"Oysters?" asked William. Susan hesitated.

"This doesn't come out of my expenses," she stipulated. "I'm hard-up this week!"

"Oh, no--no! This is up to me," Billy said. So they went in to watch the oyster-man fry them two hot little panfuls, and sat over the coarse little table-cloth for a long half-hour, contentedly eating and talking. Fortified, they walked home, Susan so eager to interrogate Big Mary about the children that she reached the orderly kitchen quite breathless.

Not a sound out of any of them was Big Mary's satisfactory report. Still their mother ran upstairs. Children had been known to die while parents and guardians supposed them to be asleep.

However the young Olivers were slumbering safely, and were wide-awake in a flash, the boys clamoring for drinks, from the next room, Josephine wide-eyed and dewy, through the bars of her crib.

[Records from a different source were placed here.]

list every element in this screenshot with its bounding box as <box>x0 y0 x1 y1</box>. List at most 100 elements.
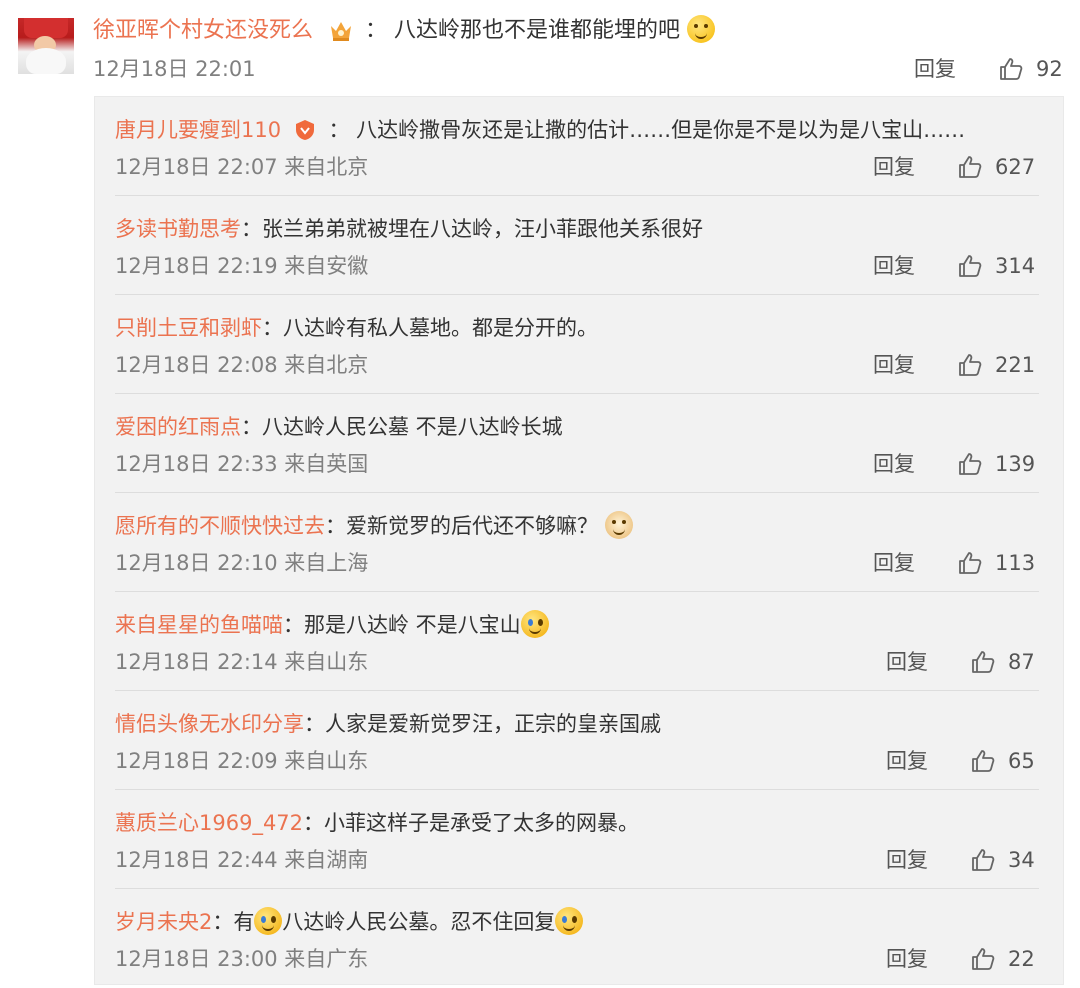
colon-separator: ： <box>241 217 262 241</box>
reply-item: 岁月未央2：有 八达岭人民公墓。忍不住回复 12月18日 23:00 来自广东 回… <box>95 889 1065 988</box>
reply-item: 爱困的红雨点：八达岭人民公墓 不是八达岭长城 12月18日 22:33 来自英国… <box>95 394 1065 493</box>
reply-timestamp: 12月18日 22:10 来自上海 <box>115 551 369 575</box>
reply-timestamp: 12月18日 22:33 来自英国 <box>115 452 369 476</box>
reply-username-link[interactable]: 只削土豆和剥虾 <box>115 316 262 340</box>
reply-text: 人家是爱新觉罗汪，正宗的皇亲国戚 <box>325 712 661 736</box>
like-button[interactable]: 221 <box>957 350 1035 380</box>
colon-separator: ： <box>304 712 325 736</box>
reply-item: 来自星星的鱼喵喵：那是八达岭 不是八宝山 12月18日 22:14 来自山东 回… <box>95 592 1065 691</box>
username-link[interactable]: 徐亚晖个村女还没死么 <box>93 18 313 43</box>
reply-button[interactable]: 回复 <box>873 449 915 479</box>
like-count: 34 <box>1008 848 1035 872</box>
reply-username-link[interactable]: 岁月未央2 <box>115 910 212 934</box>
replies-panel: 唐月儿要瘦到110 ： 八达岭撒骨灰还是让撒的估计……但是你是不是以为是八宝山…… <box>94 96 1064 985</box>
reply-item: 蕙质兰心1969_472：小菲这样子是承受了太多的网暴。 12月18日 22:4… <box>95 790 1065 889</box>
like-button[interactable]: 92 <box>998 54 1063 84</box>
avatar[interactable] <box>18 18 74 74</box>
comment-text: 八达岭那也不是谁都能埋的吧 <box>394 18 681 43</box>
thumbs-up-icon <box>972 849 995 871</box>
like-count: 314 <box>995 254 1036 278</box>
reply-username-link[interactable]: 爱困的红雨点 <box>115 415 241 439</box>
reply-username-link[interactable]: 来自星星的鱼喵喵 <box>115 613 283 637</box>
reply-timestamp: 12月18日 22:19 来自安徽 <box>115 254 369 278</box>
reply-timestamp: 12月18日 22:07 来自北京 <box>115 155 369 179</box>
like-button[interactable]: 22 <box>970 944 1035 974</box>
colon-separator: ： <box>328 118 350 142</box>
colon-separator: ： <box>262 316 283 340</box>
colon-separator: ： <box>212 910 234 934</box>
reply-timestamp: 12月18日 22:08 来自北京 <box>115 353 369 377</box>
reply-timestamp: 12月18日 22:44 来自湖南 <box>115 848 369 872</box>
reply-timestamp: 12月18日 23:00 来自广东 <box>115 947 369 971</box>
reply-text: 张兰弟弟就被埋在八达岭，汪小菲跟他关系很好 <box>262 217 703 241</box>
doge-emoji-icon <box>604 511 633 539</box>
colon-separator: ： <box>303 811 325 835</box>
reply-text: 八达岭撒骨灰还是让撒的估计……但是你是不是以为是八宝山…… <box>356 118 966 142</box>
thumbs-up-icon <box>959 255 982 277</box>
main-comment-line: 徐亚晖个村女还没死么 ： 八达岭那也不是谁都能埋的吧 <box>93 14 716 48</box>
like-count: 627 <box>995 155 1036 179</box>
reply-button[interactable]: 回复 <box>886 746 928 776</box>
laugh-cry-emoji-icon <box>254 907 283 935</box>
reply-username-link[interactable]: 唐月儿要瘦到110 <box>115 118 281 142</box>
like-button[interactable]: 627 <box>957 152 1035 182</box>
thumbs-up-icon <box>972 750 995 772</box>
like-button[interactable]: 314 <box>957 251 1035 281</box>
reply-item: 愿所有的不顺快快过去：爱新觉罗的后代还不够嘛？ 12月18日 22:10 来自上… <box>95 493 1065 592</box>
reply-text: 八达岭人民公墓。忍不住回复 <box>282 910 556 934</box>
reply-button[interactable]: 回复 <box>873 350 915 380</box>
reply-button[interactable]: 回复 <box>873 251 915 281</box>
comment-thread: 徐亚晖个村女还没死么 ： 八达岭那也不是谁都能埋的吧 12月18日 22:01 … <box>0 0 1080 985</box>
reply-button[interactable]: 回复 <box>886 845 928 875</box>
reply-button[interactable]: 回复 <box>914 54 956 84</box>
thumbs-up-icon <box>959 156 982 178</box>
colon-separator: ： <box>241 415 262 439</box>
reply-button[interactable]: 回复 <box>886 944 928 974</box>
reply-username-link[interactable]: 情侣头像无水印分享 <box>115 712 304 736</box>
like-count: 87 <box>1008 650 1035 674</box>
reply-item: 唐月儿要瘦到110 ： 八达岭撒骨灰还是让撒的估计……但是你是不是以为是八宝山…… <box>95 97 1065 196</box>
reply-text: 八达岭人民公墓 不是八达岭长城 <box>262 415 563 439</box>
reply-button[interactable]: 回复 <box>886 647 928 677</box>
like-count: 221 <box>995 353 1036 377</box>
reply-text: 那是八达岭 不是八宝山 <box>304 613 521 637</box>
colon-separator: ： <box>325 514 346 538</box>
comment-timestamp: 12月18日 22:01 <box>93 57 256 81</box>
like-button[interactable]: 139 <box>957 449 1035 479</box>
reply-text: 爱新觉罗的后代还不够嘛？ <box>346 514 598 538</box>
thumbs-up-icon <box>959 453 982 475</box>
reply-username-link[interactable]: 多读书勤思考 <box>115 217 241 241</box>
like-count: 113 <box>995 551 1036 575</box>
reply-username-link[interactable]: 蕙质兰心1969_472 <box>115 811 303 835</box>
like-button[interactable]: 65 <box>970 746 1035 776</box>
reply-timestamp: 12月18日 22:09 来自山东 <box>115 749 369 773</box>
laugh-cry-emoji-icon <box>520 610 549 638</box>
reply-username-link[interactable]: 愿所有的不顺快快过去 <box>115 514 325 538</box>
thumbs-up-icon <box>972 651 995 673</box>
laugh-cry-emoji-icon <box>555 907 584 935</box>
vip-badge-icon <box>295 120 314 140</box>
reply-button[interactable]: 回复 <box>873 548 915 578</box>
like-button[interactable]: 87 <box>970 647 1035 677</box>
like-button[interactable]: 113 <box>957 548 1035 578</box>
like-button[interactable]: 34 <box>970 845 1035 875</box>
thumbs-up-icon <box>959 354 982 376</box>
like-count: 65 <box>1008 749 1035 773</box>
reply-item: 多读书勤思考：张兰弟弟就被埋在八达岭，汪小菲跟他关系很好 12月18日 22:1… <box>95 196 1065 295</box>
reply-text: 小菲这样子是承受了太多的网暴。 <box>324 811 640 835</box>
like-count: 139 <box>995 452 1036 476</box>
thumbs-up-icon <box>972 948 995 970</box>
reply-text-prefix: 有 <box>233 910 255 934</box>
thumbs-up-icon <box>959 552 982 574</box>
reply-button[interactable]: 回复 <box>873 152 915 182</box>
thumbs-up-icon <box>1000 58 1023 80</box>
colon-separator: ： <box>365 18 388 43</box>
reply-timestamp: 12月18日 22:14 来自山东 <box>115 650 369 674</box>
colon-separator: ： <box>283 613 304 637</box>
reply-text: 八达岭有私人墓地。都是分开的。 <box>283 316 598 340</box>
reply-item: 只削土豆和剥虾：八达岭有私人墓地。都是分开的。 12月18日 22:08 来自北… <box>95 295 1065 394</box>
crown-badge-icon <box>331 22 352 41</box>
like-count: 22 <box>1008 947 1035 971</box>
smirk-emoji-icon <box>687 15 716 43</box>
like-count: 92 <box>1036 57 1063 81</box>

Susan sat down with the baby, while Billy opened windows, wound the alarm clock, and quieted his sons.

A full half-hour passed before everything was quiet. Susan found herself lying wakeful in the dark. Presently she said:

"Billy?"

"What is it?" he asked, roused instantly.

"Why, I saw something funny in the London 'News' to-night," Susan began. She repeated the paragraph. Billy speculated upon it interestedly.

"Sure, he's probably gone back to his wife," said Billy. "Circumstances influence us all, you know."